Classic Computer Magazine Archive COMPUTE! ISSUE 158 / NOVEMBER 1993 / PAGE 160

LabelWriter II Plus (computer label printer) (Hardware Review) (Evaluation)
by Denny Atkin

If you're tired of feeding labels into your printer or (shudder) typewriter, you'll find relief in CoStar's LabelWriter II Plus.

This cute little label printer attaches to your system's serial port (leaving your parallel port free for your fullsize printer). It uses thermal printing technology to print labels up to 2.44 inches wide at 138 dpi. (CoStar's less-expensive LabelWriter II limits print width to 1.22 inches but is otherwise identical.)

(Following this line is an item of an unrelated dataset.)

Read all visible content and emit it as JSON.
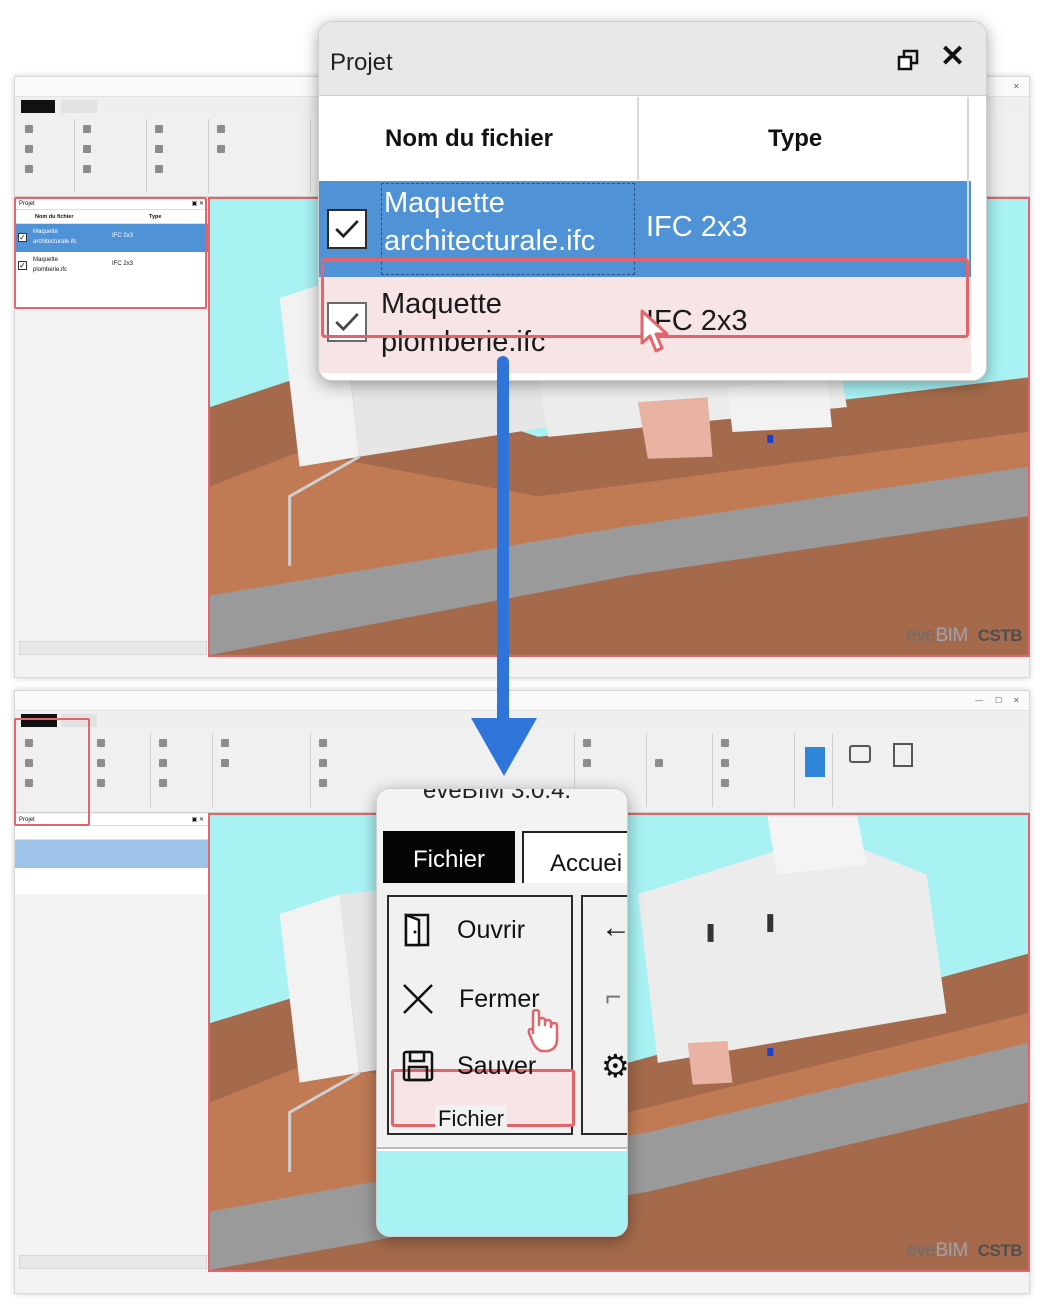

The bundled DOS and Windows software makes the LabelWriter II Plus a pleasure to use. I did most of my design work with the Windows version, which includes an address book, a list book (a minidatabase for nonaddress-type label entries), and Designer, a miniature desktop publishing program just for labels. The address and list books can read and write dBASE- and CSV-format files, making it easy to bring in your current data. Designer lets you place text in any TrueType font, as well as black-and-white BMP, TIF, and PCX graphics, on your labels. Even at 138 dpi, the labels look very professional and jaggy-free. The LabelWriter II Plus will print U.S. Postal Service Postnet bar codes, as well as the standard Code 39, 1-2/5, EAN8, and EAN 13 bar codes which small-business owners might find useful. My favorite feature, though, is the incredibly useful AutoPrint, which will automatically print an address label when you print a letter from Word for Windows, Ami Pro, or WordPerfect for Windows. You can also print an address from the clipboard.

The DOS software has similar capabilities and can also automatically print addresses from your printer output. Although the program, which installs as a TSR, is quite powerful, you'll probably prefer the graphical version if you have Windows.

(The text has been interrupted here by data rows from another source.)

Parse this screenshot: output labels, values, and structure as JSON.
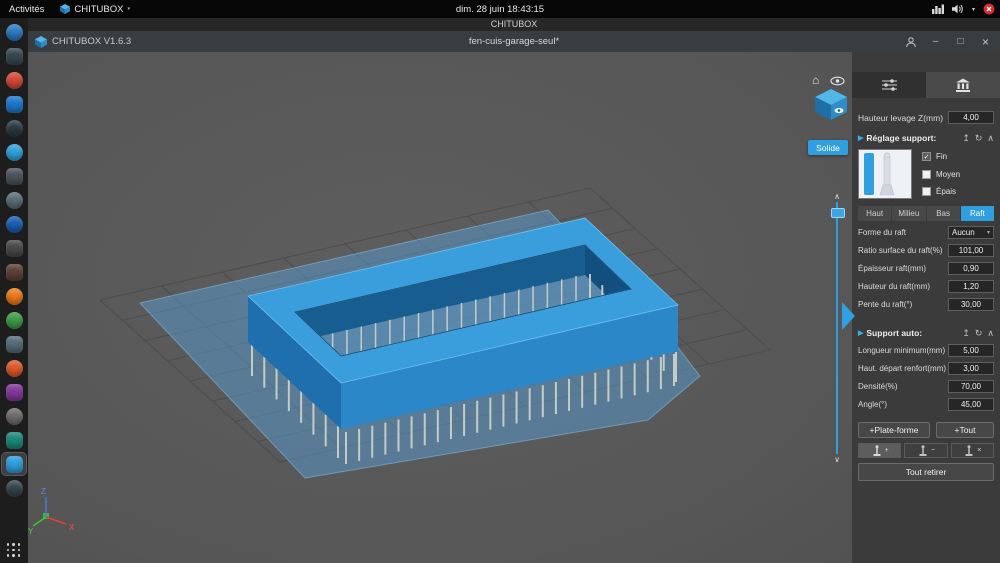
{
  "topbar": {
    "activities": "Activités",
    "app_menu": "CHITUBOX",
    "clock": "dim. 28 juin 18:43:15"
  },
  "apptitle": "CHITUBOX",
  "windowbar": {
    "version": "CHITUBOX V1.6.3",
    "document": "fen-cuis-garage-seul*"
  },
  "viewport": {
    "solid_label": "Solide"
  },
  "panel": {
    "lift_label": "Hauteur levage Z(mm)",
    "lift_value": "4,00",
    "support_header": "Réglage support:",
    "thickness": [
      {
        "label": "Fin",
        "checked": true
      },
      {
        "label": "Moyen",
        "checked": false
      },
      {
        "label": "Épais",
        "checked": false
      }
    ],
    "tabs": [
      {
        "label": "Haut",
        "active": false
      },
      {
        "label": "Milieu",
        "active": false
      },
      {
        "label": "Bas",
        "active": false
      },
      {
        "label": "Raft",
        "active": true
      }
    ],
    "raft_fields": [
      {
        "label": "Forme du raft",
        "value": "Aucun"
      },
      {
        "label": "Ratio surface du raft(%)",
        "value": "101,00"
      },
      {
        "label": "Épaisseur raft(mm)",
        "value": "0,90"
      },
      {
        "label": "Hauteur du raft(mm)",
        "value": "1,20"
      },
      {
        "label": "Pente du raft(°)",
        "value": "30,00"
      }
    ],
    "auto_header": "Support auto:",
    "auto_fields": [
      {
        "label": "Longueur minimum(mm)",
        "value": "5,00"
      },
      {
        "label": "Haut. départ renfort(mm)",
        "value": "3,00"
      },
      {
        "label": "Densité(%)",
        "value": "70,00"
      },
      {
        "label": "Angle(°)",
        "value": "45,00"
      }
    ],
    "platform_button": "+Plate-forme",
    "all_button": "+Tout",
    "remove_all_button": "Tout retirer"
  },
  "icons": {
    "home": "⌂",
    "chevron_up": "∧",
    "chevron_down": "∨",
    "caret_down": "▾",
    "menu_caret": "▼",
    "section_arrow": "▶",
    "export": "↥",
    "reset": "↻",
    "collapse": "∧",
    "check": "✓",
    "minimize": "–",
    "maximize": "□",
    "close": "×",
    "plus": "+",
    "minus": "−",
    "cross": "×"
  },
  "colors": {
    "accent": "#2f9fe0"
  },
  "dock": {
    "items": [
      {
        "color": "#2d7bc4",
        "round": true
      },
      {
        "color": "#37474f",
        "round": false
      },
      {
        "color": "#d84a38",
        "round": true
      },
      {
        "color": "#1e78d0",
        "round": false
      },
      {
        "color": "#2b3a42",
        "round": true
      },
      {
        "color": "#30a3dc",
        "round": true
      },
      {
        "color": "#4a545b",
        "round": false
      },
      {
        "color": "#5d6e78",
        "round": true
      },
      {
        "color": "#1a5fb4",
        "round": true
      },
      {
        "color": "#494949",
        "round": false
      },
      {
        "color": "#5d4037",
        "round": false
      },
      {
        "color": "#ef7b1a",
        "round": true
      },
      {
        "color": "#3f9d46",
        "round": true
      },
      {
        "color": "#566c78",
        "round": false
      },
      {
        "color": "#e05a2b",
        "round": true
      },
      {
        "color": "#84379e",
        "round": false
      },
      {
        "color": "#6f6f6f",
        "round": true
      },
      {
        "color": "#1b8a7a",
        "round": false
      },
      {
        "color": "#2f9fe0",
        "round": false,
        "active": true
      },
      {
        "color": "#35454d",
        "round": true
      }
    ]
  }
}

You'll find that standard address labels (in yellow or white, or clear), larger shipping labels, labels for 3-1/2-inch disks, and labels for the tops and spines of VHS videotapes are readily available at most office-supply or computer stores. The thermal labels are reasonably priced, ranging from just under two cents to about five cents apiece; this is much less expensive that most laser-printer labels. The LabelWriter II Plus pays for itself many times over in the convenience it provides.